Vegetable Dhansak

Dhansak is a very popular Parsi dish. I made a vegetarian version of this after compiling the steps from Sanjeev Kapoor’s website and few others. I had lot of red pumpkin at home and did not know what to cook with them, then I stumbled upon this recipe and decided to try it. It is a recipe with blended dhal and veggies which has amazing aroma and taste from the dhansak powder. I like to serve this with hot rice and ghee.
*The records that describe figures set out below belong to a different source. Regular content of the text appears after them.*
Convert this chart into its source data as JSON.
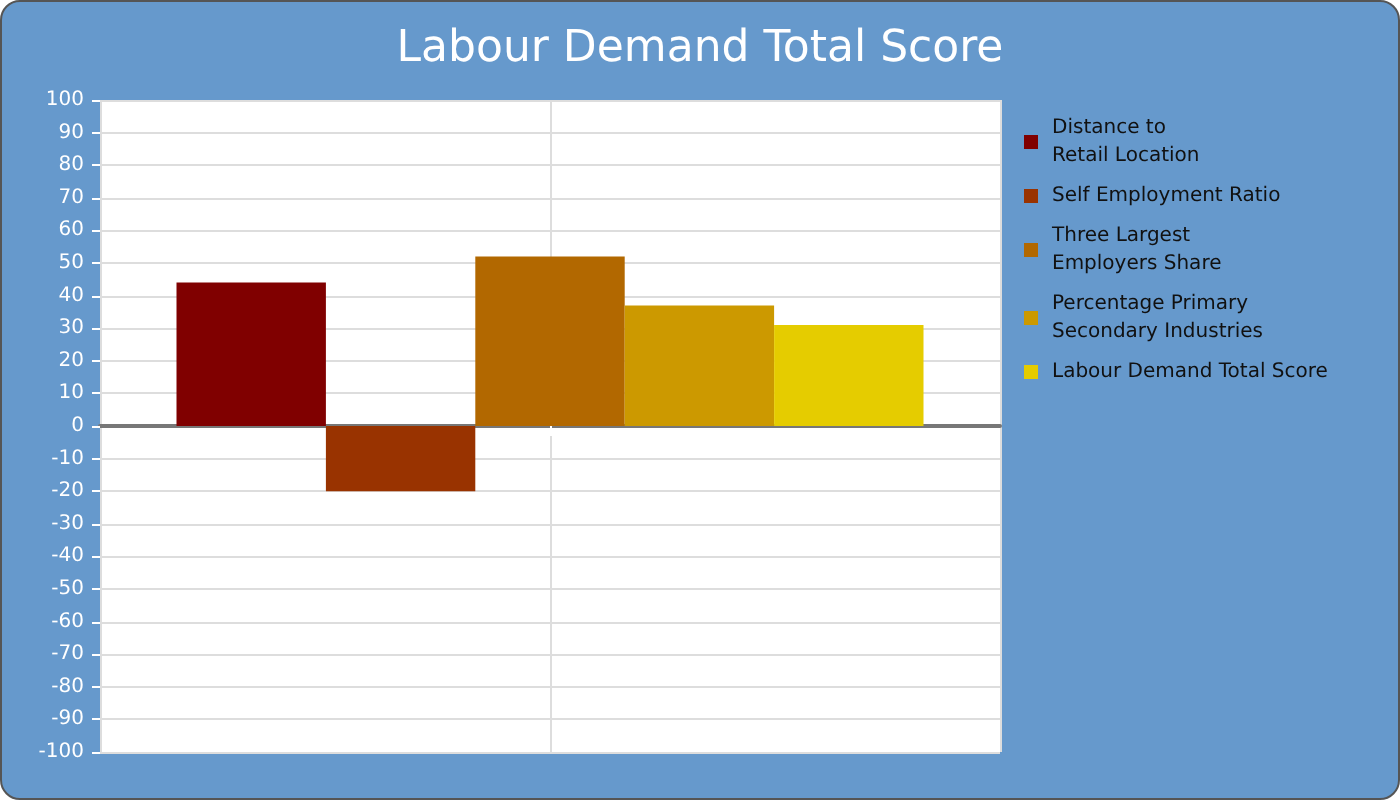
{
  "chart_data": {
    "type": "bar",
    "title": "Labour Demand Total Score",
    "categories": [
      null
    ],
    "series": [
      {
        "name": "Distance to\nRetail Location",
        "color": "#800000",
        "values": [
          44
        ]
      },
      {
        "name": "Self Employment Ratio",
        "color": "#993300",
        "values": [
          -20
        ]
      },
      {
        "name": "Three Largest\nEmployers Share",
        "color": "#b26800",
        "values": [
          52
        ]
      },
      {
        "name": "Percentage Primary\nSecondary Industries",
        "color": "#cc9900",
        "values": [
          37
        ]
      },
      {
        "name": "Labour Demand Total Score",
        "color": "#e5cc00",
        "values": [
          31
        ]
      }
    ],
    "ylim": [
      -100,
      100
    ],
    "yticks": [
      -100,
      -90,
      -80,
      -70,
      -60,
      -50,
      -40,
      -30,
      -20,
      -10,
      0,
      10,
      20,
      30,
      40,
      50,
      60,
      70,
      80,
      90,
      100
    ],
    "grid": true,
    "legend": "right"
  }
}
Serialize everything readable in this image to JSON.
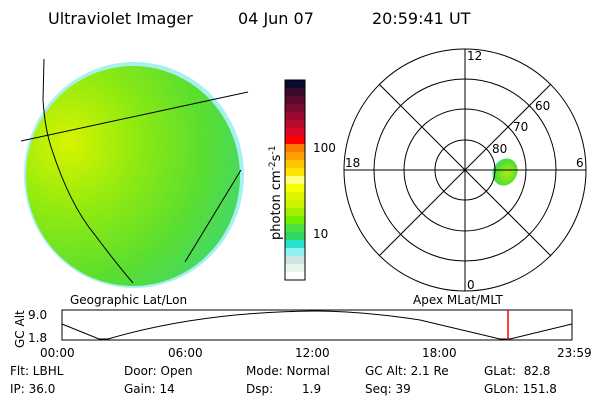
{
  "header": {
    "title": "Ultraviolet Imager",
    "date": "04 Jun 07",
    "time": "20:59:41 UT"
  },
  "colorbar": {
    "label_main": "photon cm",
    "label_exp1": "-2",
    "label_s": "s",
    "label_exp2": "-1",
    "ticks": [
      "100",
      "10"
    ],
    "colors": [
      "#0a0a30",
      "#3a0a2a",
      "#5a0a30",
      "#7a0a30",
      "#980a30",
      "#b80a2a",
      "#d80a28",
      "#ff0000",
      "#ff7800",
      "#ffa000",
      "#ffc400",
      "#ffe400",
      "#ffff80",
      "#f4ff00",
      "#e0f400",
      "#c8f400",
      "#a4f000",
      "#70f000",
      "#4ce040",
      "#30d860",
      "#28e0d0",
      "#90f0f0",
      "#d0e4e4",
      "#e8f4ee",
      "#ffffff"
    ]
  },
  "polar": {
    "mlt_labels": {
      "top": "12",
      "bottom": "0",
      "left": "18",
      "right": "6"
    },
    "lat_labels": [
      "80",
      "70",
      "60"
    ]
  },
  "timeline": {
    "left_label": "Geographic Lat/Lon",
    "right_label": "Apex MLat/MLT",
    "ylabel": "GC Alt",
    "y_ticks": [
      "9.0",
      "1.8"
    ],
    "x_ticks": [
      "00:00",
      "06:00",
      "12:00",
      "18:00",
      "23:59"
    ],
    "current_time_hours": 20.99,
    "marker_color": "#ff0000"
  },
  "status": {
    "flt": "Flt: LBHL",
    "ip": "IP: 36.0",
    "door": "Door: Open",
    "gain": "Gain: 14",
    "mode": "Mode: Normal",
    "dsp": "Dsp:",
    "dsp_value": "1.9",
    "gcalt": "GC Alt: 2.1 Re",
    "seq": "Seq: 39",
    "glat": "GLat:  82.8",
    "glon": "GLon: 151.8"
  }
}
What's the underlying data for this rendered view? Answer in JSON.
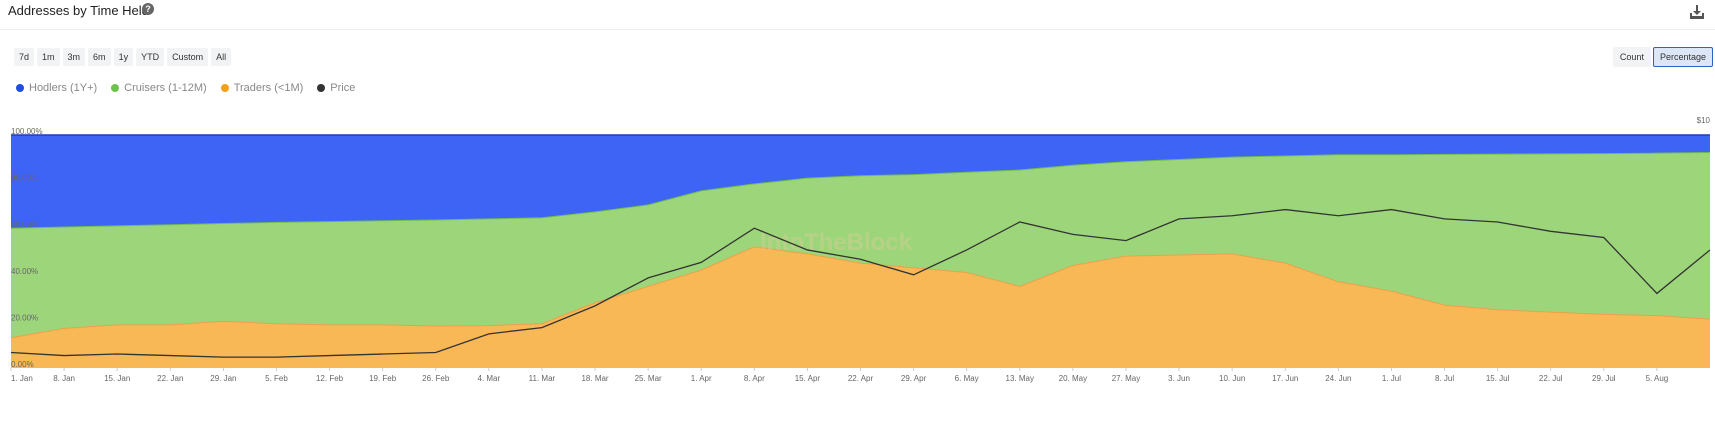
{
  "header": {
    "title": "Addresses by Time Held",
    "help_icon": "question-circle-icon",
    "download_icon": "download-icon"
  },
  "time_ranges": [
    "7d",
    "1m",
    "3m",
    "6m",
    "1y",
    "YTD",
    "Custom",
    "All"
  ],
  "modes": [
    {
      "label": "Count",
      "active": false
    },
    {
      "label": "Percentage",
      "active": true
    }
  ],
  "watermark": "IntoTheBlock",
  "colors": {
    "hodlers": "#3d64f5",
    "cruisers": "#9dd67a",
    "traders": "#f7b855",
    "price": "#333333",
    "hodlers_line": "#1f3fb5",
    "cruisers_line": "#72be4d",
    "traders_line": "#eda04a"
  },
  "chart_data": {
    "type": "area",
    "stacked_percent": true,
    "legend": [
      {
        "name": "Hodlers (1Y+)",
        "color": "#1f4fe0"
      },
      {
        "name": "Cruisers (1-12M)",
        "color": "#6cc24a"
      },
      {
        "name": "Traders (<1M)",
        "color": "#f59f1a"
      },
      {
        "name": "Price",
        "color": "#333333"
      }
    ],
    "x_ticks": [
      "1. Jan",
      "8. Jan",
      "15. Jan",
      "22. Jan",
      "29. Jan",
      "5. Feb",
      "12. Feb",
      "19. Feb",
      "26. Feb",
      "4. Mar",
      "11. Mar",
      "18. Mar",
      "25. Mar",
      "1. Apr",
      "8. Apr",
      "15. Apr",
      "22. Apr",
      "29. Apr",
      "6. May",
      "13. May",
      "20. May",
      "27. May",
      "3. Jun",
      "10. Jun",
      "17. Jun",
      "24. Jun",
      "1. Jul",
      "8. Jul",
      "15. Jul",
      "22. Jul",
      "29. Jul",
      "5. Aug"
    ],
    "y_ticks": [
      "0.00%",
      "20.00%",
      "40.00%",
      "60.00%",
      "80.00%",
      "100.00%"
    ],
    "ylim": [
      0,
      100
    ],
    "price_ticks": [
      "$10"
    ],
    "x_days": [
      0,
      7,
      14,
      21,
      28,
      35,
      42,
      49,
      56,
      63,
      70,
      77,
      84,
      91,
      98,
      105,
      112,
      119,
      126,
      133,
      140,
      147,
      154,
      161,
      168,
      175,
      182,
      189,
      196,
      203,
      210,
      217,
      224
    ],
    "traders_pct": [
      13,
      17,
      18.5,
      18.5,
      20,
      19,
      18.5,
      18.5,
      18,
      18.2,
      19,
      28,
      35,
      42,
      52,
      49,
      45,
      43,
      41,
      35,
      44,
      48,
      48.5,
      49,
      45,
      37,
      33,
      27,
      25,
      24,
      23,
      22.5,
      21
    ],
    "hodlers_pct": [
      40,
      39.5,
      39,
      38.5,
      38,
      37.5,
      37.2,
      36.8,
      36.5,
      36,
      35.5,
      33,
      30,
      24,
      21,
      18.5,
      17.5,
      17,
      16,
      15,
      13,
      11.5,
      10.5,
      9.5,
      9,
      8.5,
      8.5,
      8.3,
      8.2,
      8.1,
      8,
      7.8,
      7.5
    ],
    "price": [
      3.0,
      2.9,
      2.95,
      2.9,
      2.85,
      2.85,
      2.9,
      2.95,
      3.0,
      3.6,
      3.8,
      4.5,
      5.4,
      5.9,
      7.0,
      6.3,
      6.0,
      5.5,
      6.3,
      7.2,
      6.8,
      6.6,
      7.3,
      7.4,
      7.6,
      7.4,
      7.6,
      7.3,
      7.2,
      6.9,
      6.7,
      4.9,
      6.3
    ]
  }
}
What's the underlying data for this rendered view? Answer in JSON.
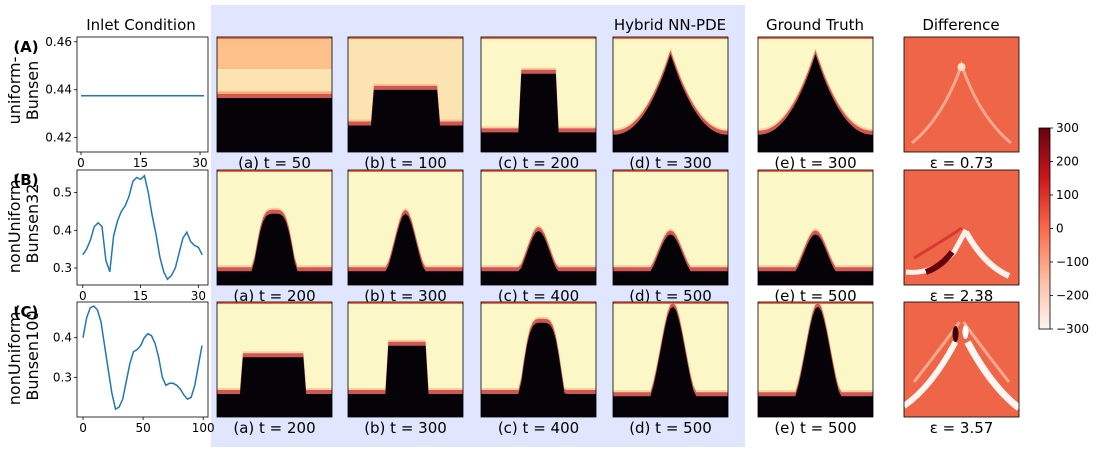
{
  "figure": {
    "headers": {
      "inlet": "Inlet Condition",
      "hybrid": "Hybrid NN-PDE",
      "truth": "Ground Truth",
      "diff": "Difference"
    },
    "highlight_color": "#dfe6fd",
    "line_color": "#1f77b4"
  },
  "colorbar": {
    "ticks": [
      "300",
      "200",
      "100",
      "0",
      "−100",
      "−200",
      "−300"
    ],
    "colormap": "Reds"
  },
  "rows": [
    {
      "letter": "(A)",
      "name_line1": "uniform-",
      "name_line2": "Bunsen",
      "frames": [
        "(a) t = 50",
        "(b) t = 100",
        "(c) t = 200",
        "(d) t = 300"
      ],
      "truth": "(e) t = 300",
      "error": "ε = 0.73"
    },
    {
      "letter": "(B)",
      "name_line1": "nonUniform-",
      "name_line2": "Bunsen32",
      "frames": [
        "(a) t = 200",
        "(b) t = 300",
        "(c) t = 400",
        "(d) t = 500"
      ],
      "truth": "(e) t = 500",
      "error": "ε = 2.38"
    },
    {
      "letter": "(C)",
      "name_line1": "nonUniform-",
      "name_line2": "Bunsen100",
      "frames": [
        "(a) t = 200",
        "(b) t = 300",
        "(c) t = 400",
        "(d) t = 500"
      ],
      "truth": "(e) t = 500",
      "error": "ε = 3.57"
    }
  ],
  "chart_data": [
    {
      "type": "line",
      "x": [
        0,
        31
      ],
      "y": [
        0.4375,
        0.4375
      ],
      "xticks": [
        "0",
        "15",
        "30"
      ],
      "yticks": [
        "0.46",
        "0.44",
        "0.42"
      ],
      "xlim": [
        -1,
        32
      ],
      "ylim": [
        0.414,
        0.462
      ]
    },
    {
      "type": "line",
      "x": [
        0,
        1,
        2,
        3,
        4,
        5,
        6,
        7,
        8,
        9,
        10,
        11,
        12,
        13,
        14,
        15,
        16,
        17,
        18,
        19,
        20,
        21,
        22,
        23,
        24,
        25,
        26,
        27,
        28,
        29,
        30,
        31
      ],
      "y": [
        0.335,
        0.35,
        0.375,
        0.41,
        0.42,
        0.41,
        0.32,
        0.29,
        0.385,
        0.425,
        0.45,
        0.465,
        0.49,
        0.53,
        0.54,
        0.535,
        0.545,
        0.5,
        0.44,
        0.39,
        0.33,
        0.29,
        0.27,
        0.28,
        0.3,
        0.34,
        0.38,
        0.395,
        0.37,
        0.36,
        0.355,
        0.335
      ],
      "xticks": [
        "0",
        "15",
        "30"
      ],
      "yticks": [
        "0.5",
        "0.4",
        "0.3"
      ],
      "xlim": [
        -1.5,
        32.5
      ],
      "ylim": [
        0.255,
        0.56
      ]
    },
    {
      "type": "line",
      "x": [
        0,
        3,
        6,
        9,
        12,
        15,
        18,
        21,
        24,
        27,
        30,
        33,
        36,
        39,
        42,
        45,
        48,
        51,
        54,
        57,
        60,
        63,
        66,
        69,
        72,
        75,
        78,
        81,
        84,
        87,
        90,
        93,
        96,
        99
      ],
      "y": [
        0.4,
        0.45,
        0.475,
        0.48,
        0.47,
        0.44,
        0.38,
        0.32,
        0.26,
        0.22,
        0.225,
        0.245,
        0.29,
        0.335,
        0.365,
        0.37,
        0.38,
        0.4,
        0.41,
        0.405,
        0.385,
        0.35,
        0.3,
        0.28,
        0.285,
        0.285,
        0.28,
        0.27,
        0.255,
        0.245,
        0.25,
        0.28,
        0.33,
        0.38
      ],
      "xticks": [
        "0",
        "50",
        "100"
      ],
      "yticks": [
        "0.4",
        "0.3"
      ],
      "xlim": [
        -5,
        104
      ],
      "ylim": [
        0.2,
        0.49
      ]
    }
  ]
}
This goes well with roti as well..




ghee 4 tsp
onion 1 thinly chopped
ginger 1 tsp chopped
garlic 1 tsp chopped
peppercorns 6 seeds
green chilly 2
red chilly powder 1/2 tsp
toor dhal 1 cup
masoor dhal 2 tbsp
pumpkin cubed 2 cups
brinjal 3 small (optional)
kasoori methi 1 tsp
coriander leaves 1/2 bunch
pudina leaves 1/2 bunch
lime juice 1/2 lime
salt to taste

for dhansak powder
chakke 1/2 inch
clove 2
bay leaf 1 small
poppy seeds 1/2 tsp
jeera powder 1 tsp
dhaniya powder 1 tsp
pomogranate powder 1 tsp
coriander seeds 1 tsp
methi seeds 1/2 tsp


for dhansak powder
Make a fine powder of all the ingredients listed for dhansak powder

for dhal preparation
Wash and soak toovar dhal and masoor dhal for half an hour in two cups of hot water.
Wash and chop mint leaves and coriander leaves separately.
Heat ghee in a pan, add sliced onions and sauté.
Add chopped ginger and garlic and sauté for three to four minutes.
Add peppercorns, green chillies, turmeric powder and red chilli powder and mix.
Add toovar dhal, masoor dhal and mix.
Add pumpkin, brinjal, salt and three cups of water.
Bring to a boil and cook for ten minutes.
Add mint leaves, coriander, stir and cook for ten minutes.
Switch off the heat.
Add kasoori methi, dhansak masala and lemon juice.
Mash the mixture in a blender/hand blender.
Adjust consistency by adding water.
Sprinkle chopped coriander leaves and cook for a further five minutes.
Enjoy the dhansak with hot rice and ghee.